The present disclosure relates to a process and a device for removing iodine using gold particles, and, more particularly, to a process and a device for removing iodine using gold particles which may be applied to remove iodine present in various types of solution, specifically and efficiently, within a short time, using the strong binding properties of iodine and gold particles.
Various types of iodine compound included in waste water are present as isotope compounds of various iodine elements, having masses of 123, 124, 125, 127, 129, 131, 132, 133, etc. The chemical behaviors of iodine compounds are the same, while iodine elements having masses of 123, 124, 125, 129, 131, 132, and 133 are radioactive as radioisotopes. Such radioactive iodine has been utilized in the treatment and diagnosis of serious diseases, such as thyroid cancer or the like, in the clinical field for the past several decades, and has been widely used in various radiation related industries and biological studies. For example, iodine-123, iodine-124, and iodine-125 are mainly used as isotopes for diagnosis, and iodine-131 is being utilized as an isotope for treatment elements typically used in clinical practice. As the utilization of radioactive iodine continues to increase in a variety of fields, additionally generated radioactive iodine waste has also increased significantly.
In recent years, as thyroid cancer patients have increased greatly, the amount of iodine-131 used, in particular, for the treatment of thyroid cancer has increased rapidly. In addition, the leakage of iodine-131, which was leaked in large quantities during the Fukushima, Japan nuclear power plant accident in 2011, is recognized as a major disaster globally, and it is known that no complete solution has been found so far. When such radioactive iodine is absorbed indiscriminatedly in the human body in large amounts, cancer, inappropriate production of hormones, or the like may occur, and environmental pollution may also become serious. Therefore, it may be very important to efficiently treat and remove radioactive iodine waste discharged into the environment.

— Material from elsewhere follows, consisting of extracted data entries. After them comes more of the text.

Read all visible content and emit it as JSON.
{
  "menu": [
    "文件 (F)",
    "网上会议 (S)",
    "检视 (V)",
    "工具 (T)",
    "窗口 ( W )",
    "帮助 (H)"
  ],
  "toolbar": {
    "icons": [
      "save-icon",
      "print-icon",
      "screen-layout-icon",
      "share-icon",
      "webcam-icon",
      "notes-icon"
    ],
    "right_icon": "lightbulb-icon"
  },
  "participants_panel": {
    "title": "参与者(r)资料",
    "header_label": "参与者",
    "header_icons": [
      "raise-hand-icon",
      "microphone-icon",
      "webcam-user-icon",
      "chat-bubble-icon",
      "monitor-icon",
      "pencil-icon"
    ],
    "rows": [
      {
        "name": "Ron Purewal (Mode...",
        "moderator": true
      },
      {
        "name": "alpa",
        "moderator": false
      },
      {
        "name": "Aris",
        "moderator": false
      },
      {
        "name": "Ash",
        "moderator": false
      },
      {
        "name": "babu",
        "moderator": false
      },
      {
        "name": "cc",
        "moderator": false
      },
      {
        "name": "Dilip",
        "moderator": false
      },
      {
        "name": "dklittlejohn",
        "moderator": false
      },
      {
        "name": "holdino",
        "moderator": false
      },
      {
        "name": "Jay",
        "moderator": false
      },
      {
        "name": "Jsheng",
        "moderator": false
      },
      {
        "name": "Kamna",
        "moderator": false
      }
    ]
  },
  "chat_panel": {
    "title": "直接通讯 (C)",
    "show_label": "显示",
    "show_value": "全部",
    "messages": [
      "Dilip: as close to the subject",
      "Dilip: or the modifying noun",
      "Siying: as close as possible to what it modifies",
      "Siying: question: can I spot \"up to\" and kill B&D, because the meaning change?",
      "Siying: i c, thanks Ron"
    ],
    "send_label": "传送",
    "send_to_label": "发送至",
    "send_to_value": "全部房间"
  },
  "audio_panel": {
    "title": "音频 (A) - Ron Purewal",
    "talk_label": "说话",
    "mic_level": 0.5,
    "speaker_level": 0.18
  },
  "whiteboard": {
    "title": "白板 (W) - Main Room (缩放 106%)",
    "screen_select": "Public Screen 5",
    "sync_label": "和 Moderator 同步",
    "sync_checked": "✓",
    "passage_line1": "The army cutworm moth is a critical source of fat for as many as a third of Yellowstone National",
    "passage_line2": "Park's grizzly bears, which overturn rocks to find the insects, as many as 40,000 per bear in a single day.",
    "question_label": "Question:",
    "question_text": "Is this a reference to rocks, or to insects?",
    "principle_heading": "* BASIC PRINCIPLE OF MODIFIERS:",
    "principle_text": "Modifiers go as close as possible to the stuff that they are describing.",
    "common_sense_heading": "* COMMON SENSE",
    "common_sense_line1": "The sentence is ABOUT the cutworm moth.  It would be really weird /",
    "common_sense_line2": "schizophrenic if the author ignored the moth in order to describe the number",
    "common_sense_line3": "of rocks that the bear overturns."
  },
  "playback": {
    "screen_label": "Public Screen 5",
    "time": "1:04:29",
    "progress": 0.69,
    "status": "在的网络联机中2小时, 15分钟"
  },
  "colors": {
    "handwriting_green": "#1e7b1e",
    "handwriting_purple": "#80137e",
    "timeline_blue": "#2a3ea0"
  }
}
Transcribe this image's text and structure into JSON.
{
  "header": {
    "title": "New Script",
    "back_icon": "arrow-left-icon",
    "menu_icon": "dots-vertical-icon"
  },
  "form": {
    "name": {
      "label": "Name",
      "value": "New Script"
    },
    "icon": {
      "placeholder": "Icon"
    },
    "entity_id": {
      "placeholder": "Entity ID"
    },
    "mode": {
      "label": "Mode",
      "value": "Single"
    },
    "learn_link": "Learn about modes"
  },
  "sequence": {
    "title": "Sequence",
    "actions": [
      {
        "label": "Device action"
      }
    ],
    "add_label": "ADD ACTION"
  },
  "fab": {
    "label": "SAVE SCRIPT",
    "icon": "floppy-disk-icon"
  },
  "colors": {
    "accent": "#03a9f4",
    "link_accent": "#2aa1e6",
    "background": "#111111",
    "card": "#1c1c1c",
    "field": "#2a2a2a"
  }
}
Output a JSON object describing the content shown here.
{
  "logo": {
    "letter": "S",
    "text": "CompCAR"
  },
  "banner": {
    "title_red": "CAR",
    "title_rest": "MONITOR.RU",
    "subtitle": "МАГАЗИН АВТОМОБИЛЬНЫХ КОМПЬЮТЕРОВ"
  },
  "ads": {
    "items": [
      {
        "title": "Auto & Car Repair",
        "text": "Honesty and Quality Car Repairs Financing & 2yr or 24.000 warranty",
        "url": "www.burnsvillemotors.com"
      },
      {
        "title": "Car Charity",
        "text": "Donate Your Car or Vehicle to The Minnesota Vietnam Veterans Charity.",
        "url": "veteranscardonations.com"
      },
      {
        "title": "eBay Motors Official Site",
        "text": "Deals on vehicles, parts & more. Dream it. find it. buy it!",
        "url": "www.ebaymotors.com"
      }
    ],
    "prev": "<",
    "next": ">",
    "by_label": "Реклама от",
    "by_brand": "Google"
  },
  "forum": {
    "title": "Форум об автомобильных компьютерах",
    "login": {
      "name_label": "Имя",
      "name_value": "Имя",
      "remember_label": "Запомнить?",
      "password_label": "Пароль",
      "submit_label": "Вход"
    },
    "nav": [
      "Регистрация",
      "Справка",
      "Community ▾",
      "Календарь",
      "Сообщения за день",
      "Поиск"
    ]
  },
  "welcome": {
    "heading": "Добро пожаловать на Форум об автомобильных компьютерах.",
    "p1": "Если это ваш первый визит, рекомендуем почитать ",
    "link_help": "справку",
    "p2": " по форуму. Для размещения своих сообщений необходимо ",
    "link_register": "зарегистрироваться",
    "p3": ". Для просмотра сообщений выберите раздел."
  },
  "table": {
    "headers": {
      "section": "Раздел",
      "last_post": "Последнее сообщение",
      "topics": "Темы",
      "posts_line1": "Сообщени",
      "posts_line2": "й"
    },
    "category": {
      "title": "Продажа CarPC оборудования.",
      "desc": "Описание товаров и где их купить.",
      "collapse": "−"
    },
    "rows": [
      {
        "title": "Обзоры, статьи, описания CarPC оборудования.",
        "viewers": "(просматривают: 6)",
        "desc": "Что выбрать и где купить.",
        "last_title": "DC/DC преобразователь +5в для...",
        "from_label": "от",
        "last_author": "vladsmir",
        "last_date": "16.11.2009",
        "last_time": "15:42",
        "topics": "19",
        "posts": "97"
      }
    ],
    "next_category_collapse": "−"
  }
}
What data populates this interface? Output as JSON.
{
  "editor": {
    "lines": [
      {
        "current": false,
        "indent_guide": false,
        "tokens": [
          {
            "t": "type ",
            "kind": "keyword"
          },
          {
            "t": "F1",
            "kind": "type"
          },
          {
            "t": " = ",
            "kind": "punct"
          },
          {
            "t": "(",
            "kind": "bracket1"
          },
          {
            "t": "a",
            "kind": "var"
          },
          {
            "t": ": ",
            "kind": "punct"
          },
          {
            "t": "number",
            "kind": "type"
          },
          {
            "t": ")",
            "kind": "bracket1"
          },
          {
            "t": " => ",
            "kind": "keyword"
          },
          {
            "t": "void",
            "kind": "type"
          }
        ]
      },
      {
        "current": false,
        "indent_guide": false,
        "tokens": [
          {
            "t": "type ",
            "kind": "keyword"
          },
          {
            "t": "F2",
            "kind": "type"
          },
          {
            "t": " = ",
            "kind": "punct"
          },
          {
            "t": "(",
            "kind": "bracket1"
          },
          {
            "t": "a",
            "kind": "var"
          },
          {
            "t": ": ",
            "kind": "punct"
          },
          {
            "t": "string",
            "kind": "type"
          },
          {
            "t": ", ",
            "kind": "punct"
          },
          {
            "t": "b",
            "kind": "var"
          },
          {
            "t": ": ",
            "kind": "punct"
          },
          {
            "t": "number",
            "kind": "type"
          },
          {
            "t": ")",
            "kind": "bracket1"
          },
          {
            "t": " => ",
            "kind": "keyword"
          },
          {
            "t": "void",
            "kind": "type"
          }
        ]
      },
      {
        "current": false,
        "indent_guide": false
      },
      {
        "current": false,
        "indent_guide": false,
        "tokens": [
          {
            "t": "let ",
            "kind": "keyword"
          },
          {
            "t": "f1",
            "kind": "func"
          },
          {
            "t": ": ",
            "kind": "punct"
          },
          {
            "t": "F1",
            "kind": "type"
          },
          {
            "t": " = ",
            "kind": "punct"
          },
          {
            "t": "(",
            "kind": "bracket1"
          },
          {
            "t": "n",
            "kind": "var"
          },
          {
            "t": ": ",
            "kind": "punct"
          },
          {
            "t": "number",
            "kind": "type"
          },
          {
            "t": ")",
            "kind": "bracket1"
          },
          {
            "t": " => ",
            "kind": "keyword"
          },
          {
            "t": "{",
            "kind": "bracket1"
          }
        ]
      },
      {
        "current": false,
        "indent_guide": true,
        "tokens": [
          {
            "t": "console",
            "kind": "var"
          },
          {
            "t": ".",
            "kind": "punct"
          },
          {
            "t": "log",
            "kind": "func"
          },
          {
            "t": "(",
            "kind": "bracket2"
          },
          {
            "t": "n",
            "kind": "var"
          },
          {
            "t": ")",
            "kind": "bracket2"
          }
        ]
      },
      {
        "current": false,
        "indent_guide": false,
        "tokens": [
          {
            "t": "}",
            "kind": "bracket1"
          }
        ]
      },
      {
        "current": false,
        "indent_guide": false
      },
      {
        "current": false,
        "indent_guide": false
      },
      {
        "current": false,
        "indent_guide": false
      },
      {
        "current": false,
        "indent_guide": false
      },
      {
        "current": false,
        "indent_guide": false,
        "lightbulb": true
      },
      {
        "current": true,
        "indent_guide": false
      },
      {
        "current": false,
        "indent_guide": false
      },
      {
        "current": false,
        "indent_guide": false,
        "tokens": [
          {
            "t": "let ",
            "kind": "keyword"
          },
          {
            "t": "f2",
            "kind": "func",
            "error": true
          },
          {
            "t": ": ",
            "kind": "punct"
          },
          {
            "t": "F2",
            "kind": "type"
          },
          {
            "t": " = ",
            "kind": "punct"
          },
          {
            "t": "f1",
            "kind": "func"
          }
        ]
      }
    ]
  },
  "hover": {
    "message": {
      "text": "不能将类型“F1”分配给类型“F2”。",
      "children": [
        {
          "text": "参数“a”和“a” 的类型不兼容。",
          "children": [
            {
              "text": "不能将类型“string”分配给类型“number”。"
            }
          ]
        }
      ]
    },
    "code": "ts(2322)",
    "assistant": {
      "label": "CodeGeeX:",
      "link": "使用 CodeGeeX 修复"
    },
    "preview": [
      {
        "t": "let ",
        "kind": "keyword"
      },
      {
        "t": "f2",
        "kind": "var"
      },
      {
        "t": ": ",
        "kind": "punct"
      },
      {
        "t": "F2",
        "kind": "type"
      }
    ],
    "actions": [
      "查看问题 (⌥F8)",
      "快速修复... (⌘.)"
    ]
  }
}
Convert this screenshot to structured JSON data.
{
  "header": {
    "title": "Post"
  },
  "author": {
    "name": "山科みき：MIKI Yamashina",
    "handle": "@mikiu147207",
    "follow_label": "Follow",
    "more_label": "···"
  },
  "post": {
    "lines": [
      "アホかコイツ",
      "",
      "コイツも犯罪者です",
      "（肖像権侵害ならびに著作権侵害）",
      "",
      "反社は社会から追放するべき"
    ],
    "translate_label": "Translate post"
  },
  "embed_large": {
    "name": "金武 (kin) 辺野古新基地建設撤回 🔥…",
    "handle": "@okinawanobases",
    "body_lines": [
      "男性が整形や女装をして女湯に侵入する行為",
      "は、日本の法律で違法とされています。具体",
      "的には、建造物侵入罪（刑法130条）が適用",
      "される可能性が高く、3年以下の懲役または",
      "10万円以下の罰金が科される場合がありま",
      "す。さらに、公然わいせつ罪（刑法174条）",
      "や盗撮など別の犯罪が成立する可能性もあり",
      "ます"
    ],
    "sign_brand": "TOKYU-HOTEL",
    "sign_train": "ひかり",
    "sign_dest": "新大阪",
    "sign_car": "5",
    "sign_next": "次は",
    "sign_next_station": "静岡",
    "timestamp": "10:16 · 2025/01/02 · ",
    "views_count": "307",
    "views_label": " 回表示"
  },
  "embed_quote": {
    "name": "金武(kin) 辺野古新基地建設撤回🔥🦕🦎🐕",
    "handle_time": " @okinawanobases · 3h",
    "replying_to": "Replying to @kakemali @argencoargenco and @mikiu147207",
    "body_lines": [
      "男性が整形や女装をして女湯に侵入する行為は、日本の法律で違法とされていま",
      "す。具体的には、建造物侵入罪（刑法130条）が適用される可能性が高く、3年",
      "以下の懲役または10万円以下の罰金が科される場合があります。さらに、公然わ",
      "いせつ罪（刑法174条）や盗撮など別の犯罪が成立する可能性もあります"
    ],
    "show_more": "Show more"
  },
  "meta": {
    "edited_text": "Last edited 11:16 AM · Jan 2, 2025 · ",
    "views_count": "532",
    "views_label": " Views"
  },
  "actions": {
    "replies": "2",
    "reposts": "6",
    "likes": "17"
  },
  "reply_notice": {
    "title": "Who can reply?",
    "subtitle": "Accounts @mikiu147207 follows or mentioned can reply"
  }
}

As a typical radioactive iodine removal technique currently used, there is a method of adsorbing and removing radioactive iodine in water by using activated carbon. However, this method requires the use of relatively bulky, activated carbon. Therefore, a new type of solid radioactive waste may continue to be generated, and removal efficiency thereof may be low. As another method, a technique utilizing silver, in which silver is reacted with radioactive iodine to induce precipitation of the radioactive element, with the radioactive iodine being subsequently removed, has been used. However, silver may be easily adsorbed onto other halogen ions, for example, chlorine (Cl—), so it is known that this another method, also, has poor removal efficiency of radioactive iodine and requires relatively high costs, compared to other methods.
In this regard, Korean Patent Application No. 1986-0001581 discloses a method of removing an iodized compound from a non-aqueous organic medium, which includes contacting a medium containing an iodized compound with an ion-exchange resin, which is a strong acid cation exchange resin having a macroreticular structure that is stable in an organic medium, and of which at least 1% of an active portion is converted into a silver or hydrargyrum form. However, continuous iteration of the method is very difficult to perform, and the method requires a great deal of precipitation time, as well as measures to remove the precipitates reliably. If precipitates are not clearly removed, the overall iodine removal efficiency may be reduced. In particular, the method is not economical because it uses expensive silver compounds.
Moreover, a method of selectively removing radioactive iodine present in water by using bentonite, containing ionic copper, has been recently developed. However, the radioactive iodine removal efficiency of this method is not high, and a relatively long time is required to remove the radioactive iodine. Thus, if a method of removing iodine in an economical, specific, and efficient manner, within a short period of time, is developed, the method is expected to be usefully applied in related fields.